Sentences: (a) I support mandatory sentences for crimes of violence, such as murder, rape, robbery weith a deadly weapon, use of a handgun in a commission of a crime, assault with intent to murder and assault with intent to rape. Recidivism has been on the rise and mandatory sentences for these crimes would serve as a deterrent and protect the innocent, law-abiding citizen. At the present time we do have provisions for mandatory sentencing, but they involve third- and fourth-time offenders. I also would be in favor of strengthening these existing laws. (b) Maryland is in need of a maximum security facility for juvenile offenders because of the increasingly greater numbers of incorrigible juveniles that may not and should not be placed with adult offenders.
Spending: If additional funds were available in the state, I would propose increasing our expenditures in the areas of social needs such as housing, medical care, child support, day care centers, senior citizen centers, transportation, crisis shelters, handicapped, retarded, mentally ill, vocational training and prison systems. I do not feel that it is feasible at this time to spend less on our present programs, particularly in light of the New Federalism, which will diminish our existing resources. Unfortunately, I do not know where the state of Maryland will have funds available to cover all of its needs unless the federal government continues to fund programs or unless the federal government provides the money along with the responsibility of the New Federalism.
Legislation: 1) Legislation that will enable the unemployed to be retrained and reeducated to suit available employment. 2) Mandatory covering of loose loads on trucks. 3) Legislation to provide for the recording of child support payments through the courts and that payments be disbursed properly immediately after receipt
Gerald Schneider (Libertarian), 44, of 12503 White Dr., Silver Spring, is an art investment counselor. He has a PhD in environmental education and was the first executive director of the Audubon Naturalist Society. He is active in the Coalition for Representative Government and other citizens groups, and is a proponent of a nuclear weapons freeze.
Sentences: I would consider mandatory sentences in cases of crimes against person or property in which firearms were used and in cases of forcible rape. I am opposed to a maximum security facility for juveniles, preferring instead to compel juvenile offenders to make restitution to their victims.
Spending: There is no area in which our overtaxing state should spend more money. Among the many areas where state spending should be severely reduced or eliminated are new highway construction, the Housing Opportunities Commission and the construction of unwanted sewage treatment facilities.

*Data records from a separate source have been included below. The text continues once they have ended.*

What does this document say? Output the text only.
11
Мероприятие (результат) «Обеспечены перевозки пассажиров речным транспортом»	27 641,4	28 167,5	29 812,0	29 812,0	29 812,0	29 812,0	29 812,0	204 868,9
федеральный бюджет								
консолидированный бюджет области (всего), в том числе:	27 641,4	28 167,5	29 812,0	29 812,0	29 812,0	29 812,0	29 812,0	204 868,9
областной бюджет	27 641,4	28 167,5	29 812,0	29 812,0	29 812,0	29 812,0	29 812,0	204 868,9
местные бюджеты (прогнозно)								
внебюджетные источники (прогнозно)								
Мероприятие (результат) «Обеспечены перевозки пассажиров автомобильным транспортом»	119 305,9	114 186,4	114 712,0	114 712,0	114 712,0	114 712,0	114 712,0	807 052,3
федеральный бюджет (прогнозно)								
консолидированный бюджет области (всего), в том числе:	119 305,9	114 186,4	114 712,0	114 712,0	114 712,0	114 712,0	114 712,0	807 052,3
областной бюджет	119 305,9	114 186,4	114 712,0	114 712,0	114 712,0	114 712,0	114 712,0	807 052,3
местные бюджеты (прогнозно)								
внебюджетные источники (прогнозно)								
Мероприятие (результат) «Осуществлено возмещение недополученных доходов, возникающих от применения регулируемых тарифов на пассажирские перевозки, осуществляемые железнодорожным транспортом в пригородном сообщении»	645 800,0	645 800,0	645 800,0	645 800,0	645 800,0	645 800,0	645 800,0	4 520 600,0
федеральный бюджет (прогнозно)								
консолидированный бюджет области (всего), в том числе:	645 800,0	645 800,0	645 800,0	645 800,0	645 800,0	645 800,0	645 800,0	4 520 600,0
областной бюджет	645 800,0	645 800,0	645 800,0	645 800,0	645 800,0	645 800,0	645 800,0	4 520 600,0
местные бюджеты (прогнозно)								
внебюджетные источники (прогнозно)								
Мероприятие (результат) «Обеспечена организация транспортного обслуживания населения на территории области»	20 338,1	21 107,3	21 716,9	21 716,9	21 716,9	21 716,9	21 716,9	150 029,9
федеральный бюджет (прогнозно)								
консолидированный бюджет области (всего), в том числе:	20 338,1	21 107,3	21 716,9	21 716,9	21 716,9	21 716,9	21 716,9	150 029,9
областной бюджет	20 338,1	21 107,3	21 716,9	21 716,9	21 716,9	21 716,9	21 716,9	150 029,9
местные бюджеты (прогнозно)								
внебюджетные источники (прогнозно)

Legislation: 1) I will propose ending the double taxation of Takoma Park by the establishment of tax credits for residents who pay municipal taxes. To be fair to persons not residing in municipalities, I will propose comparable tax credits for payment to citizens' associations used for service that would otherwise be provided by the counties or the state. 2) I will propose a statewide referendum on a nuclear arms freeze. 3) I will propose a system for guaranteeing unbiased judges, which will allow both defendants and aggrieved parties the right to challenge judges in the manner by which jurors may now be challenged.